Ikigai: The Defining Act of Bold Brand Purpose

Today’s brands feel increasingly pressured to take a stand on everything. To address inequalities. To speak up frequently. To act on societal matters.

Unsurprisingly, these consumer expectations prove challenging to brands. It’s not unreasonable to ask, “is it not enough to provide excellent products and services?”

The reality is that brands cannot speak and act on every social issue that arises, and people don’t want them to. “The Bravery Mandate,” WE’s latest Brands in Motion report, found that 72% of respondents surveyed would rather see brands make long-term investments in one issue or cause rather than switch causes each year.

The demand from the public is clear: People want brave, focused action from brands. That’s why it’s more important than ever for brands to look within and hone a singular bold purpose ?— its ikigai.


Ikigai, a reason for being, is the Japanese concept for finding a sense of purpose. Although often used for individuals, brands can benefit from this esoteric framework to identify and refine their purpose. Ikigai is the intersection of four fundamental questions:

What does the world need for your brand?

What is your brand good at?

What do you love doing?

What can you be paid for?

Brands that carefully consider all these four questions find themselves at a powerful intersection, a defining force for purpose clarity and action. It’s at the heart of bold purpose.



Using ikigai as a guide naturally narrows the scope of perspective, provides absolute focus on what’s important to your community (both internally and externally), and enables a discipline to distraction.

Increased focus enables brands to solve problems in a more targeted way and enable a deeper impact, instead of spreading their resources thin across multiple areas. This laser-like focus also naturally leads to an ability to react quickly to external events when necessary. New Zealand’s ASB Bank, which commits itself to accelerating financial progress for New Zealand’s business community and its citizens, is a great example of this. When small and medium enterprises (SMEs) in the country were severely affected in the early days of the pandemic, the bank pivoted quickly by launching its “Borrow the All Blacks” initiative, “lending” famed players from New Zealand’s leading rugby team to appear in ads for a hundred SMEs. The bank committed close to US$2 million to promote these ads for months afterward. By far, the most impressive aspect was that the entire initiative was rolled out in a matter of weeks after COVID-19 was discovered in the country, highlighting how ASB Bank’s stakeholder-specific focus enabled it to help its intended audience quickly and effectively.



With people’s demands for brands rising to all-time highs this year, leaders searching for their brand’s ikigai may not know where to start. Ikigai is an iterative journey requiring leaders to interrogate their current purpose plans and goals. It demands a rigorous, committed and authentic process.

Defining core values: Core values are the cornerstones of organizational performance, culture and behaviors. They are the very foundations that truly good brands can be built.

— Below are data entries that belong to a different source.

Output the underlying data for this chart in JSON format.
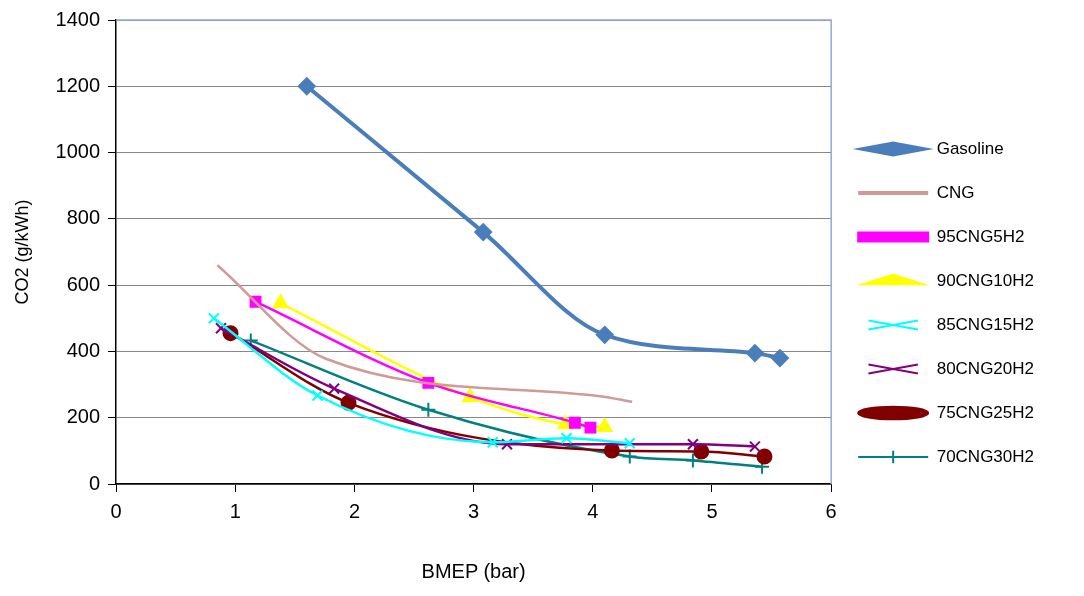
{
  "chart_data": {
    "type": "line",
    "xlabel": "BMEP (bar)",
    "ylabel": "CO2 (g/kWh)",
    "xlim": [
      0,
      6
    ],
    "xticks": [
      0,
      1,
      2,
      3,
      4,
      5,
      6
    ],
    "ylim": [
      0,
      1400
    ],
    "yticks": [
      0,
      200,
      400,
      600,
      800,
      1000,
      1200,
      1400
    ],
    "grid": "y",
    "legend": "right",
    "series": [
      {
        "name": "Gasoline",
        "color": "#4a7ebb",
        "marker": "diamond",
        "x": [
          1.6,
          3.08,
          4.1,
          5.36,
          5.57
        ],
        "values": [
          1200,
          760,
          450,
          395,
          380
        ]
      },
      {
        "name": "CNG",
        "color": "#d09a95",
        "marker": "none",
        "x": [
          0.85,
          1.76,
          4.06,
          4.33
        ],
        "values": [
          660,
          378,
          265,
          248
        ]
      },
      {
        "name": "95CNG5H2",
        "color": "#ff00ff",
        "marker": "square",
        "x": [
          1.17,
          2.62,
          3.85,
          3.98
        ],
        "values": [
          550,
          305,
          185,
          170
        ]
      },
      {
        "name": "90CNG10H2",
        "color": "#ffff00",
        "marker": "triangle",
        "x": [
          1.38,
          2.97,
          3.77,
          4.1
        ],
        "values": [
          545,
          262,
          180,
          172
        ]
      },
      {
        "name": "85CNG15H2",
        "color": "#00ffff",
        "marker": "cross",
        "x": [
          0.82,
          1.69,
          3.16,
          3.78,
          4.31
        ],
        "values": [
          500,
          267,
          126,
          138,
          123
        ]
      },
      {
        "name": "80CNG20H2",
        "color": "#800080",
        "marker": "cross",
        "x": [
          0.88,
          1.83,
          3.28,
          4.84,
          5.36
        ],
        "values": [
          470,
          288,
          120,
          120,
          113
        ]
      },
      {
        "name": "75CNG25H2",
        "color": "#800000",
        "marker": "circle",
        "x": [
          0.96,
          1.95,
          4.16,
          4.91,
          5.44
        ],
        "values": [
          455,
          245,
          101,
          98,
          83
        ]
      },
      {
        "name": "70CNG30H2",
        "color": "#008080",
        "marker": "plus",
        "x": [
          1.13,
          2.62,
          4.31,
          4.84,
          5.42
        ],
        "values": [
          433,
          224,
          83,
          71,
          52
        ]
      }
    ]
  }
}
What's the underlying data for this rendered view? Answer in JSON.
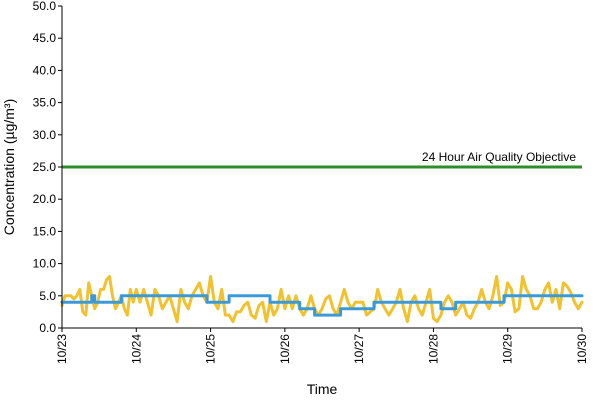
{
  "chart_data": {
    "type": "line",
    "title": "",
    "xlabel": "Time",
    "ylabel": "Concentration (µg/m³)",
    "ylim": [
      0,
      50
    ],
    "yticks": [
      "0.0",
      "5.0",
      "10.0",
      "15.0",
      "20.0",
      "25.0",
      "30.0",
      "35.0",
      "40.0",
      "45.0",
      "50.0"
    ],
    "xticks": [
      "10/23",
      "10/24",
      "10/25",
      "10/26",
      "10/27",
      "10/28",
      "10/29",
      "10/30"
    ],
    "xlim": [
      "10/23",
      "10/30"
    ],
    "grid": false,
    "legend": "none",
    "reference_line": {
      "label": "24 Hour Air Quality Objective",
      "value": 25,
      "color": "#2e8b2e"
    },
    "series": [
      {
        "color": "#f2c12e",
        "x": [
          0.0,
          0.04,
          0.08,
          0.12,
          0.16,
          0.2,
          0.24,
          0.28,
          0.32,
          0.36,
          0.4,
          0.44,
          0.48,
          0.52,
          0.56,
          0.6,
          0.64,
          0.68,
          0.72,
          0.76,
          0.8,
          0.84,
          0.88,
          0.92,
          0.96,
          1.0,
          1.05,
          1.1,
          1.15,
          1.2,
          1.25,
          1.3,
          1.35,
          1.4,
          1.45,
          1.5,
          1.55,
          1.6,
          1.65,
          1.7,
          1.75,
          1.8,
          1.85,
          1.9,
          1.95,
          2.0,
          2.05,
          2.1,
          2.15,
          2.2,
          2.25,
          2.3,
          2.35,
          2.4,
          2.45,
          2.5,
          2.55,
          2.6,
          2.65,
          2.7,
          2.75,
          2.8,
          2.85,
          2.9,
          2.95,
          3.0,
          3.05,
          3.1,
          3.15,
          3.2,
          3.25,
          3.3,
          3.35,
          3.4,
          3.45,
          3.5,
          3.55,
          3.6,
          3.65,
          3.7,
          3.75,
          3.8,
          3.85,
          3.9,
          3.95,
          4.0,
          4.05,
          4.1,
          4.15,
          4.2,
          4.25,
          4.3,
          4.35,
          4.4,
          4.45,
          4.5,
          4.55,
          4.6,
          4.65,
          4.7,
          4.75,
          4.8,
          4.85,
          4.9,
          4.95,
          5.0,
          5.05,
          5.1,
          5.15,
          5.2,
          5.25,
          5.3,
          5.35,
          5.4,
          5.45,
          5.5,
          5.55,
          5.6,
          5.65,
          5.7,
          5.75,
          5.8,
          5.85,
          5.9,
          5.95,
          6.0,
          6.05,
          6.1,
          6.15,
          6.2,
          6.25,
          6.3,
          6.35,
          6.4,
          6.45,
          6.5,
          6.55,
          6.6,
          6.65,
          6.7,
          6.75,
          6.8,
          6.85,
          6.9,
          6.95,
          7.0
        ],
        "y": [
          3.5,
          5.0,
          5.0,
          5.0,
          4.5,
          5.0,
          6.0,
          2.5,
          2.0,
          7.0,
          5.0,
          3.0,
          4.0,
          6.0,
          6.0,
          7.5,
          8.0,
          5.0,
          3.0,
          4.0,
          5.0,
          3.0,
          2.0,
          6.0,
          4.0,
          6.0,
          4.0,
          6.0,
          4.0,
          2.0,
          6.0,
          5.0,
          3.0,
          4.0,
          5.0,
          3.0,
          1.0,
          6.0,
          4.0,
          3.0,
          5.0,
          6.0,
          7.0,
          5.0,
          4.0,
          8.0,
          4.0,
          3.0,
          6.0,
          2.0,
          2.0,
          1.0,
          2.5,
          2.5,
          3.5,
          4.0,
          2.0,
          1.5,
          3.5,
          4.0,
          1.0,
          4.0,
          2.0,
          3.0,
          6.0,
          3.0,
          5.0,
          3.0,
          5.0,
          3.0,
          2.0,
          3.0,
          5.0,
          3.0,
          2.0,
          3.0,
          4.5,
          5.0,
          3.0,
          2.0,
          4.0,
          6.0,
          4.0,
          3.0,
          4.0,
          4.0,
          4.0,
          2.0,
          2.5,
          3.0,
          6.0,
          4.0,
          3.0,
          2.0,
          3.0,
          4.0,
          6.0,
          3.0,
          1.0,
          4.0,
          5.0,
          3.0,
          2.0,
          4.0,
          6.0,
          1.5,
          1.0,
          2.0,
          4.0,
          5.0,
          4.0,
          2.0,
          3.0,
          4.0,
          2.0,
          1.5,
          3.0,
          4.0,
          6.0,
          4.0,
          3.0,
          5.0,
          8.0,
          3.5,
          4.0,
          7.0,
          6.0,
          2.5,
          3.0,
          8.0,
          6.0,
          5.0,
          3.0,
          3.0,
          4.0,
          6.0,
          7.0,
          4.0,
          6.0,
          3.0,
          7.0,
          6.5,
          5.5,
          4.0,
          3.0,
          4.0
        ]
      },
      {
        "color": "#3a9ad9",
        "x": [
          0.0,
          0.4,
          0.4,
          0.44,
          0.44,
          0.8,
          0.8,
          1.0,
          1.0,
          1.95,
          1.95,
          2.25,
          2.25,
          2.3,
          2.3,
          2.8,
          2.8,
          3.2,
          3.2,
          3.4,
          3.4,
          3.75,
          3.75,
          4.2,
          4.2,
          5.1,
          5.1,
          5.2,
          5.2,
          5.3,
          5.3,
          5.95,
          5.95,
          7.0
        ],
        "y": [
          4.0,
          4.0,
          5.0,
          5.0,
          4.0,
          4.0,
          5.0,
          5.0,
          5.0,
          5.0,
          4.0,
          4.0,
          5.0,
          5.0,
          5.0,
          5.0,
          4.0,
          4.0,
          3.0,
          3.0,
          2.0,
          2.0,
          3.0,
          3.0,
          4.0,
          4.0,
          3.0,
          3.0,
          3.0,
          3.0,
          4.0,
          4.0,
          5.0,
          5.0
        ]
      }
    ]
  }
}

Selecting the right value is inherent for some, more purposeful for others and necessarily subjective for all. There is no one-size-fits-all approach, and taking the time to consider the value your organization brings to the world, and the people within it, becomes the navigation for effective decision-making.

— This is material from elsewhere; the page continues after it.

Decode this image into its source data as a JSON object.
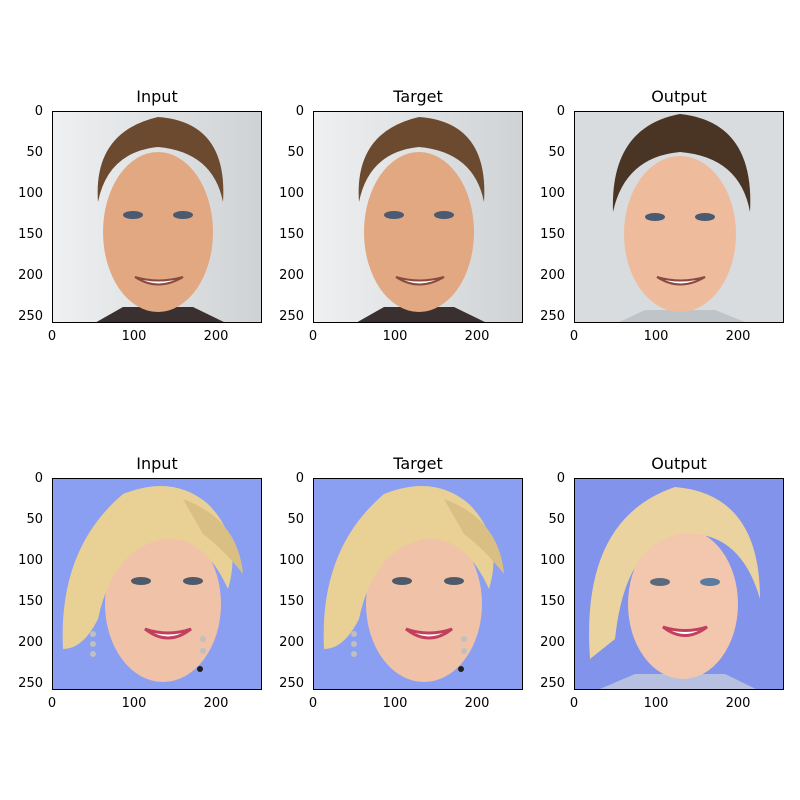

Owning your cause: Granted, it’s easier to follow the crowd and be swept away by the trending hashtag. The power of finding the right issues and causes to support is one of discipline; not what you can do but why. To achieve authenticity and true impact, the relevancy to your brand and all its stakeholders, the ability to motivate and activate your audiences, and a commitment to genuine investment are required.

Brands in Motion data shows that audiences expect brands to focus on issues relevant to them. For the past eight years, vacation rental platform Airbnb has funded Airbnb.org, a nonprofit organization dedicated to providing temporary housing for people in times of need, opening doors for refugees, disaster victims and relief workers worldwide. Recently, it offered to house 20,000 Afghan refugees across the world, wholly funded through contributions by Airbnb and donors to its Refugee Fund. This work and impact were only possible because the brand could galvanize its global network of Airbnb hosts who shared its beliefs.

Showing restraint on hot button issues: This is the time to edit ruthlessly, identifying a singular vision and understanding that it’s impossible to be everything for everyone. Setting boundaries is crucial to removing distractions, especially when stakeholders are increasingly expecting stable, long-term investments from brands.

Constant reinvention: Ikigai is not a static state. Leaders need to evaluate their plans and adapt, especially in times of constant disruption. Societal shifts are accelerating, with nearly three out of four respondents of our Brands in Motion report saying brands should reassess their communications and corporate policies in light of social issues at least every six months. Reevaluating should involve check-ins with stakeholders, both internal and external.



As expectations for brands continue to grow, consumers want leaders to engage on injustices and inequalities as they arise. Ikigai can be a guiding beacon to lead brands towards bold actions to right these wrongs. The principles of ikigai help build a strong purpose foundation and is an opportunity for brands to transcend beyond being purposeful for purpose’s sake — it’s a chance to find a reason for being.